Should out/ref parameters require the caller to specify out/ref like in C#?

Jonathan M Davis via Digitalmars-d digitalmars-d at puremagic.com
Mon May 29 19:12:56 PDT 2017


On Monday, May 29, 2017 21:13:53 Stanislav Blinov via Digitalmars-d wrote:
> On Monday, 29 May 2017 at 20:31:18 UTC, Jonathan M Davis wrote:
> > On Monday, May 29, 2017 20:00:12 Stanislav Blinov via
> >
> > Digitalmars-d wrote:
> >> On Monday, 29 May 2017 at 19:14:54 UTC, Jonathan M Davis wrote:
> >> > On Monday, May 29, 2017 17:19:27 Stanislav Blinov via
> >> >
> >> > Digitalmars-d wrote:
> >> >> `in` is `const scope`
> >> >
> >> > Walter recently changed is that in is now just const,
> >> > because scope was not properly implemented previously, and
> >> > folks were using in all over the place, so the odds of code
> >> > breaking when scope was properly implemented were high.
> >> >
> >> > - Jonathan M Davis
> >>
> >> Huh, I missed that... peculiar change. :\ So now it would
> >> break for people who did use `in` properly?
> >
> > Since scope was never properly defined for anything other than
> > delegates, it's questionable that _anyone_ who used it used it
> > properly.
>
> Errm... It was always *defined*
> (https://dlang.org/spec/function.html#parameters). The fact that
> it wasn't implemented for anything but delegates is another issue
> entirely.
> Changing spec to please those who didn't care to follow it in the
> first place just seems weird to me.

That definition currently there is more precise than the definition on that
page has been historically, but even as it stands, it's not particularly
precise. Assuming a particular interpretation when the spec is not precise,
and the compiler does not implement anything of the sort, is just begging
for trouble when the compiler actually does implement something - which is
precisely why Walter decided that it was too dangerous to let in imply scope
when he actually started implementing scope to do something.

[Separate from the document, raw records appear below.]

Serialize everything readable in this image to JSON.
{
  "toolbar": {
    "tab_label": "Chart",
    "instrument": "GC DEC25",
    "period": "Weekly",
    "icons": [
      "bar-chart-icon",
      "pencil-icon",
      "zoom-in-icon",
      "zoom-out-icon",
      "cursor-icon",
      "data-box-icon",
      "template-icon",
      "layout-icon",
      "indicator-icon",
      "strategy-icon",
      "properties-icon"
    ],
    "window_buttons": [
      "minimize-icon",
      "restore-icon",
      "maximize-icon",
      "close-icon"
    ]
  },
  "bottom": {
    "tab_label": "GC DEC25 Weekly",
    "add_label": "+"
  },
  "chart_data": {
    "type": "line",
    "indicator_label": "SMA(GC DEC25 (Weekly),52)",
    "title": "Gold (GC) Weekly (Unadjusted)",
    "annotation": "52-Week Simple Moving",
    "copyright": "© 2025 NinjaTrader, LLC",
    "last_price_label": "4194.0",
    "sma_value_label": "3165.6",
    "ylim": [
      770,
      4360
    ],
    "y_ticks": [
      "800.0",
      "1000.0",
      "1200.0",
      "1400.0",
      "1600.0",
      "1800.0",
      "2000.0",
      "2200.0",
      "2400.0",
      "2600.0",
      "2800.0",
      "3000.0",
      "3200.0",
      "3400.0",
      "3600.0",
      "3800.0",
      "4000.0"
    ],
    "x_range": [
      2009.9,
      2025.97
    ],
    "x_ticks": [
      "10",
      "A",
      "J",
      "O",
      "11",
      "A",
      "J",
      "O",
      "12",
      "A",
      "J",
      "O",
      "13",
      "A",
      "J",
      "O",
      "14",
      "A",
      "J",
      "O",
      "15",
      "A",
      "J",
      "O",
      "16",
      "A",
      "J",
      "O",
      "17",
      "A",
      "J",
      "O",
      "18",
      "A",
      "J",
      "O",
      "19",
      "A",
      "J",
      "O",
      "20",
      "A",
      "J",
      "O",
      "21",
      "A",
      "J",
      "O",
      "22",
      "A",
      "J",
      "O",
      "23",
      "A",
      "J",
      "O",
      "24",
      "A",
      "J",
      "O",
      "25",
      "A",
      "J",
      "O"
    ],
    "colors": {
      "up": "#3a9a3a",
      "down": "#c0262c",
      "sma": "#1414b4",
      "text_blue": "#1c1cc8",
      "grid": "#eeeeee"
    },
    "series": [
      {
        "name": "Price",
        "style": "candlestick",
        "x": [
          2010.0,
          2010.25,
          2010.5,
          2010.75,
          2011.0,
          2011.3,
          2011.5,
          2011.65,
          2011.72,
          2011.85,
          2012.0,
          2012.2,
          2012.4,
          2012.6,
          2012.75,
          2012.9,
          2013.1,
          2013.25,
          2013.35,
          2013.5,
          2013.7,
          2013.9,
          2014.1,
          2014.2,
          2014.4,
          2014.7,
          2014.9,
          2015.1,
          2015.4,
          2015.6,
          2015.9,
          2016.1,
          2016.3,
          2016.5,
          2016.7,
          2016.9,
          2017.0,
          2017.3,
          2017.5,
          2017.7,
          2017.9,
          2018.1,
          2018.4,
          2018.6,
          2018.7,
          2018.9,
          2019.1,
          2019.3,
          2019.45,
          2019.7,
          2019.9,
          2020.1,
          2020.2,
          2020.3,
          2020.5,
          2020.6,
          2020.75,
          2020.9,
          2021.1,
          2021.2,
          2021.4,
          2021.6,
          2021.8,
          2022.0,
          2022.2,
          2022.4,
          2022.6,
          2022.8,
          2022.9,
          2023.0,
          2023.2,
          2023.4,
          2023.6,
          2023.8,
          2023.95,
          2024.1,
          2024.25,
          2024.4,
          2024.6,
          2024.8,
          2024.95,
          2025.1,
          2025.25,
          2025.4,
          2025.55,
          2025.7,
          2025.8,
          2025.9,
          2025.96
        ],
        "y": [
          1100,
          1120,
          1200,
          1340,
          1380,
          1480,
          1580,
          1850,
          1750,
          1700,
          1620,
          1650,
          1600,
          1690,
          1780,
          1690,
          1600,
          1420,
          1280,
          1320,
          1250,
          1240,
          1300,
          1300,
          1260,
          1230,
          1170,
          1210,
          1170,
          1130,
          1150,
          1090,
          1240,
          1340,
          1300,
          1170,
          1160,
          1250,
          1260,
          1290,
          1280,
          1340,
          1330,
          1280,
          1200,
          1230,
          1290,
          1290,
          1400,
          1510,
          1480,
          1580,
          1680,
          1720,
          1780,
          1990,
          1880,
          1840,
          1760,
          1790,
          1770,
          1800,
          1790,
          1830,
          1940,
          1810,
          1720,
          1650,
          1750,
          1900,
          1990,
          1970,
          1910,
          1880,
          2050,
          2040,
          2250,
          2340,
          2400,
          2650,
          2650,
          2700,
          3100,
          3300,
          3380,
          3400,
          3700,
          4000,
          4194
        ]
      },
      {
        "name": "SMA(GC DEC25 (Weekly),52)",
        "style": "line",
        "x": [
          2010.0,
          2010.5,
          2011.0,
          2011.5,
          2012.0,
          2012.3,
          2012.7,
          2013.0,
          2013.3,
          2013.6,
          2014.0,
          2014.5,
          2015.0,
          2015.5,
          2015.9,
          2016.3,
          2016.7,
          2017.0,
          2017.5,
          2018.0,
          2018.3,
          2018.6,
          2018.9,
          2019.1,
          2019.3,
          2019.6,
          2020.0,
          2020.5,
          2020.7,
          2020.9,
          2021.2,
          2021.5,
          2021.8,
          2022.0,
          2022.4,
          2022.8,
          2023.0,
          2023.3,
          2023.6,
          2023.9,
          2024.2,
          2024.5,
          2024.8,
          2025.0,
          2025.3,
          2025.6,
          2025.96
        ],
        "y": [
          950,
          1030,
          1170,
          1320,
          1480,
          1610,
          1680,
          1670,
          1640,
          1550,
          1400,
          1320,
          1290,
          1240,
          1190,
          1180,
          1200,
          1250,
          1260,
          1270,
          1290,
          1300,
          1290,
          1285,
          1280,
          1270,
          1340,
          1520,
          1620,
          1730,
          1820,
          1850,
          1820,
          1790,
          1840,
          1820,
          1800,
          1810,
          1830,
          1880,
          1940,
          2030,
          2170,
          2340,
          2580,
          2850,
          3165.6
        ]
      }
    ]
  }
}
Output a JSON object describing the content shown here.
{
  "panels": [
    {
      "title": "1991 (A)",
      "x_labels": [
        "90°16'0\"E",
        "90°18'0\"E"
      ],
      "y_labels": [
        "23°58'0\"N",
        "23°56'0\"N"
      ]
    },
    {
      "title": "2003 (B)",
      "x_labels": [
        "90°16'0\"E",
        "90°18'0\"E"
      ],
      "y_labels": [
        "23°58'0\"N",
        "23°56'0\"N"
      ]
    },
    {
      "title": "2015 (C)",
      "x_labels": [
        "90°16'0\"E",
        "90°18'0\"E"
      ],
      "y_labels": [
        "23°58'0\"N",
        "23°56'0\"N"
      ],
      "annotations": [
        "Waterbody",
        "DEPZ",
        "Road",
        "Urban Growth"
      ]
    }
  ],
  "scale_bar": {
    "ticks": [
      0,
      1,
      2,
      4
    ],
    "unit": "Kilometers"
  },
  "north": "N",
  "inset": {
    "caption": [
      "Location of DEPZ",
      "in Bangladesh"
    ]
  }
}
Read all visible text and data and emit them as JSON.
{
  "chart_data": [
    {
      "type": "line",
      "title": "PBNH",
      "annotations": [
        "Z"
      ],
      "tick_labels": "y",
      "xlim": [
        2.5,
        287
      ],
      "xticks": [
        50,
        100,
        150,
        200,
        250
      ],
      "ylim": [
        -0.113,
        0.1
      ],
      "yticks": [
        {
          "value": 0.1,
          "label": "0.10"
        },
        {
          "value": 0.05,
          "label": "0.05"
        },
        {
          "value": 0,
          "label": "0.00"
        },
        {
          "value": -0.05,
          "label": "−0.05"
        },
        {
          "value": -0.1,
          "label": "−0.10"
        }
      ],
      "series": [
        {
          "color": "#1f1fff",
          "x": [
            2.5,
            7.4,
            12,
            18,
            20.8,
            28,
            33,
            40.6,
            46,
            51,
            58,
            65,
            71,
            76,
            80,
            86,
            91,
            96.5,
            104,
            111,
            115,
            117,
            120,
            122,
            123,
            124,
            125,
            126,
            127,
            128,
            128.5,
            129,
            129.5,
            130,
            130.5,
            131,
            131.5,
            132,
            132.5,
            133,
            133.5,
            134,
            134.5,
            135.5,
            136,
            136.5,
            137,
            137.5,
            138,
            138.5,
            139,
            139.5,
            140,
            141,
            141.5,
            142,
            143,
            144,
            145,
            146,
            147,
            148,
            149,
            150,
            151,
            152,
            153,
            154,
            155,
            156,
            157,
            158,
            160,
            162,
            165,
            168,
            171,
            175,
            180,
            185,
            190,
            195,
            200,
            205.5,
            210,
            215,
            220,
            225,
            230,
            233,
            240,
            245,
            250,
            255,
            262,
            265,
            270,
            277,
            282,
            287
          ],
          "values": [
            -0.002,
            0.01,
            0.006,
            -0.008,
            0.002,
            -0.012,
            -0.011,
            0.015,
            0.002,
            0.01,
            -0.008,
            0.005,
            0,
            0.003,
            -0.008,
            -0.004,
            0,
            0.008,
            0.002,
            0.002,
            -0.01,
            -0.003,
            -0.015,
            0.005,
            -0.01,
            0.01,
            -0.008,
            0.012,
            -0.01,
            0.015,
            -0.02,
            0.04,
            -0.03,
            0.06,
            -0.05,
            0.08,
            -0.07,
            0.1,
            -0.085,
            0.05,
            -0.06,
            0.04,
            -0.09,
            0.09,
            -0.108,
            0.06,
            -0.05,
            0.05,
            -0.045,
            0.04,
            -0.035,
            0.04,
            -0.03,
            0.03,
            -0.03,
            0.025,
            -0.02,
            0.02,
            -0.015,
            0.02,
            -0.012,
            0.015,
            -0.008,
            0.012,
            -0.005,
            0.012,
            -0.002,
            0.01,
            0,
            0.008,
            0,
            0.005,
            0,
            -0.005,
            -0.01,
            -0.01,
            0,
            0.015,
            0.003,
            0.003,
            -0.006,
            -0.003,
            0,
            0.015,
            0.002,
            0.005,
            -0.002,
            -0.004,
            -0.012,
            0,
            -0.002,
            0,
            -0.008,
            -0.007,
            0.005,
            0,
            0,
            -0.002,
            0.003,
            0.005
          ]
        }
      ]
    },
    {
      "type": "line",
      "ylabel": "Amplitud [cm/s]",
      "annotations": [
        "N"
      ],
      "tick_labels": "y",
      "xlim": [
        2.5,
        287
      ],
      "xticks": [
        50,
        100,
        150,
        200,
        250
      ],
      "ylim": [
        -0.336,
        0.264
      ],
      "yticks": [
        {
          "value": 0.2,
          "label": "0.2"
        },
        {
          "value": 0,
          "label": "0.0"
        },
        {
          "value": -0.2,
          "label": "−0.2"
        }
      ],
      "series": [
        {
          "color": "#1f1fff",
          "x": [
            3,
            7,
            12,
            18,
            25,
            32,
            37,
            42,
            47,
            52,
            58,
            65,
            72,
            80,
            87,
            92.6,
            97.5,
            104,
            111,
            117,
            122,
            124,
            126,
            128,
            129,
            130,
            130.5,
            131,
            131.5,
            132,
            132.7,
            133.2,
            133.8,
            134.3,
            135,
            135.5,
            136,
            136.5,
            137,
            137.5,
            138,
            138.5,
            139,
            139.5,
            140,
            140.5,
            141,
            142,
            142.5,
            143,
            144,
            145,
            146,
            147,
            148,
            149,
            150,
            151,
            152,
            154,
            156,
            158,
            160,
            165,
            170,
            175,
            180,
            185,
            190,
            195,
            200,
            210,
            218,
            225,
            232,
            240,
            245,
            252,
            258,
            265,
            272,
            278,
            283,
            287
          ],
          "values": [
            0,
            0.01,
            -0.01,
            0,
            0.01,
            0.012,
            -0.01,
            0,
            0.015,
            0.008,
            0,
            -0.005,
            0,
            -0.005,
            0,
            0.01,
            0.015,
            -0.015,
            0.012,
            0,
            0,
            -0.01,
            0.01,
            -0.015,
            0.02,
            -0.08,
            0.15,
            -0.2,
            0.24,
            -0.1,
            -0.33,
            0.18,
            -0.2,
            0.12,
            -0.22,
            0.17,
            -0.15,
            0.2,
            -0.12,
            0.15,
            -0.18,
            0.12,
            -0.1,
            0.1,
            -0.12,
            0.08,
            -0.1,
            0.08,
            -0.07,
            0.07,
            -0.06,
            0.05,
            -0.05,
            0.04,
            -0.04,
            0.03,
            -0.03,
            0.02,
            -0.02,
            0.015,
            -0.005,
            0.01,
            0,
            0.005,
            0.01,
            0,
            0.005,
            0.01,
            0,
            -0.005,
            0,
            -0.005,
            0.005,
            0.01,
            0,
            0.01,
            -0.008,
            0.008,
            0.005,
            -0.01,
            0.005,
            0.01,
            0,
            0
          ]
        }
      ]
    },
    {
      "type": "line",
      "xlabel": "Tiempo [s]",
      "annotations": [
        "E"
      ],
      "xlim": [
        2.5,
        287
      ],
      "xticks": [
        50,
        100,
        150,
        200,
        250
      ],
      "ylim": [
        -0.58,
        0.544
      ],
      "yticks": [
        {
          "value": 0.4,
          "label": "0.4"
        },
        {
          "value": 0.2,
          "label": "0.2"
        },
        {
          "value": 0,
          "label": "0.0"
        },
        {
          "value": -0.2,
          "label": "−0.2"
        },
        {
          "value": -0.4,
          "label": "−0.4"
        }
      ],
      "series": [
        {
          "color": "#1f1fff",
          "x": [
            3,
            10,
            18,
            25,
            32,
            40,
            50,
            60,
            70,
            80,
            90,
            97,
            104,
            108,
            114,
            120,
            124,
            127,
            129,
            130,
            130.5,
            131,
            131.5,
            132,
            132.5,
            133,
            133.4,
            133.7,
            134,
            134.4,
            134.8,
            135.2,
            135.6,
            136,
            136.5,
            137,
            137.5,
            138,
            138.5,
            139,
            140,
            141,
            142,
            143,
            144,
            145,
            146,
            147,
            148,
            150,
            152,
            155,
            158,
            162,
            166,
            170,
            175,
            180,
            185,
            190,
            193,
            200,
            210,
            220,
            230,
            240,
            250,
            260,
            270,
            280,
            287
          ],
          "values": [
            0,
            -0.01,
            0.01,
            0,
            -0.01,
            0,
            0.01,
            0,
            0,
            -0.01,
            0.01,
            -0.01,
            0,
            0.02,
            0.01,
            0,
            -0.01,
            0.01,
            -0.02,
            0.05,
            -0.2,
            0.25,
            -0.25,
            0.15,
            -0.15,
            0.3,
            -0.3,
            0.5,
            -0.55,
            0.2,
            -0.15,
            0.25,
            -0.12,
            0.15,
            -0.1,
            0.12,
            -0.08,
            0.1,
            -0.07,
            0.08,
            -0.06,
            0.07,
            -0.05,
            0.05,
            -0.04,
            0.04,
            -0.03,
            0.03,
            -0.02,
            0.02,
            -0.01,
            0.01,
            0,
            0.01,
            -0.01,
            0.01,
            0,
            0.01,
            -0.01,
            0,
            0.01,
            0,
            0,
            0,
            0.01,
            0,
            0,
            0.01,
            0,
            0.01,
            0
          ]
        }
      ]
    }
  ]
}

It's quite possible that what some folks assumed scope would do won't run
afoul of Walter's changes, but in many cases, it will, and since what he's
doing with scope involves stuff like making it so that you have to mark
local variables with scope (and not in the way that we've had scoped classes
which are supposed to have been deprecated), what he's doing definitely
doesn't match what scope was originally, even if it follows the basic idea.
But scope has never been well-specified.